Thinking about the core of legal learning in this way has two implications for teaching environmental law. First, it explains why the relationship between environmental law and standard ‘core’ legal subjects can be fraught. Recent research surveying UK law schools (by Steven Vaughan and his UCL students) shows that almost all law schools teach law in the blocks of the QLD, with environmental law offered as an optional subject, usually in the final year. A notable exception is the University of York, which takes a ‘problem-based learning’ approach to law. Environmental law dominantly being an option suggests that it is an ‘extra’ to the core of legal learning, a ‘nice to have’ for students if they care about the environment and can forgo other subjects often perceived as more relevant for their future careers.
As environmental law teachers know well, we are faced with difficult pedagogical and disciplinary decisions in teaching environmental law.

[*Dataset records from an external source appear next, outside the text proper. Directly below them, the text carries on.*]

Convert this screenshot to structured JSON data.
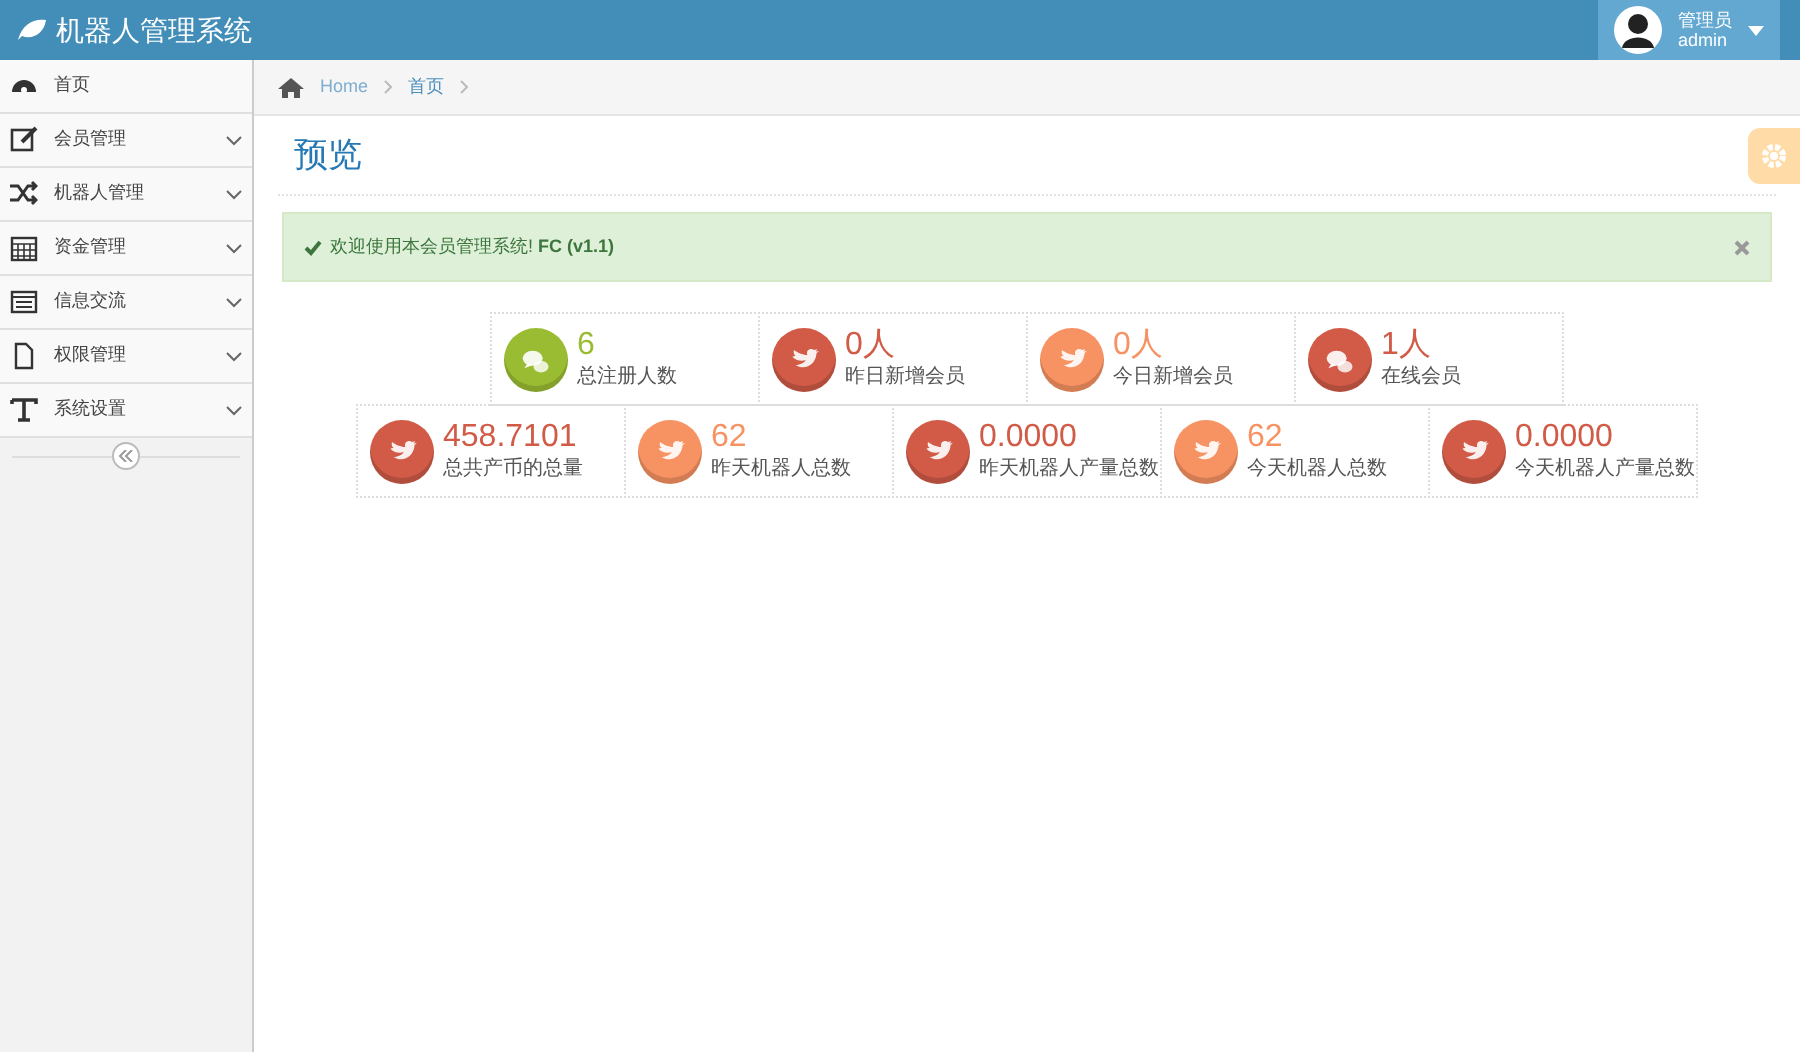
{
  "header": {
    "title": "机器人管理系统",
    "user": {
      "role": "管理员",
      "name": "admin"
    }
  },
  "sidebar": {
    "items": [
      {
        "label": "首页",
        "kind": "dashboard",
        "expandable": false
      },
      {
        "label": "会员管理",
        "kind": "edit",
        "expandable": true
      },
      {
        "label": "机器人管理",
        "kind": "shuffle",
        "expandable": true
      },
      {
        "label": "资金管理",
        "kind": "calendar",
        "expandable": true
      },
      {
        "label": "信息交流",
        "kind": "list",
        "expandable": true
      },
      {
        "label": "权限管理",
        "kind": "file",
        "expandable": true
      },
      {
        "label": "系统设置",
        "kind": "text",
        "expandable": true
      }
    ]
  },
  "breadcrumb": [
    "Home",
    "首页"
  ],
  "page_title": "预览",
  "alert": {
    "text": "欢迎使用本会员管理系统! **FC (v1.1)**"
  },
  "stat_rows": [
    [
      {
        "value": "6",
        "label": "总注册人数",
        "kind": "chat",
        "color": "#9abc32"
      },
      {
        "value": "0人",
        "label": "昨日新增会员",
        "kind": "bird",
        "color": "#d15b47"
      },
      {
        "value": "0人",
        "label": "今日新增会员",
        "kind": "bird",
        "color": "#f79263"
      },
      {
        "value": "1人",
        "label": "在线会员",
        "kind": "chat",
        "color": "#d15b47"
      }
    ],
    [
      {
        "value": "458.7101",
        "label": "总共产币的总量",
        "kind": "bird",
        "color": "#d15b47"
      },
      {
        "value": "62",
        "label": "昨天机器人总数",
        "kind": "bird",
        "color": "#f79263"
      },
      {
        "value": "0.0000",
        "label": "昨天机器人产量总数",
        "kind": "bird",
        "color": "#d15b47"
      },
      {
        "value": "62",
        "label": "今天机器人总数",
        "kind": "bird",
        "color": "#f79263"
      },
      {
        "value": "0.0000",
        "label": "今天机器人产量总数",
        "kind": "bird",
        "color": "#d15b47"
      }
    ]
  ]
}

Can we assume that environmental law students have learned or assimilated enough foundational legal knowledge that we can expect them to ‘apply’ this or move beyond this in learning about law that relates to environmental problems? Can we explore interesting facets of environmental law – examining new regimes or complex legal questions in a range of legal areas – safe in the knowledge that students understand basic legal doctrines, procedures and frames of analysis? In our experience, the answer is often no. Students can struggle to connect their foundational legal knowledge to environmental problems, or this connection may be obscured through teaching choices that stray from ‘core’ legal concepts and skills.
This leads to the second reason for thinking differently about environmental law and the core. We need to acknowledge that we are imparting, testing and critiquing core legal concepts and legal reasoning processes when we teach environmental law. With that acknowledgment comes a responsibility to reflect on our choices as environmental law teachers, and potential opportunities. How much do we need to teach basic legal doctrines and concepts in environmental law? What are those concepts? Where does this foundational teaching fit in the syllabus of an optional course? Might we want to restructure some parts of legal degrees to teach key legal concepts and reasoning more explicitly through the framework of environmental problems (inspired by the York approach)? We have taken some small steps in this latter regard at UCL, where a new compulsory first-year module – Law’s Connections led by Professor Maria Lee – includes a climate change case study that provides an intensive introduction to the study of law and the role of law in addressing social challenges.
At a minimum, we would argue that environmental law is ideally placed for students to develop certain ‘core’ skills of legal reasoning. In particular, it is a subject in which we can promote students to have intellectual versatility in their legal reasoning, seeing and framing issues through different legal lenses – doctrinal, regulatory, philosophical, and so on. It is not a subject in which we can pretend that only one approach to law is right, and it requires flexible and critical legal thinking. This is not to say that anything goes in teaching environmental law but that robust, carefully chosen, and self-conscious analytical legal reasoning is required. Developing these skills is a core aspect of legal learning. There is nothing necessarily niche or of the ‘fringe’ about environmental law in the classroom.
In the way that we frame, phrase and organize our environmental law classes, we are defining the approach to our subject for future environmental lawyers and future citizens, and also expressing a (usually unarticulated) view on the role played by a law school. The time is ripe to reflect on the skills, approaches and visions for environmental law that we impart to our students, and how these relate to the core of legal learning. We need to identify the ‘core’ functions that an environmental law education might serve, and how our teaching meets these, or doesn’t, or can’t.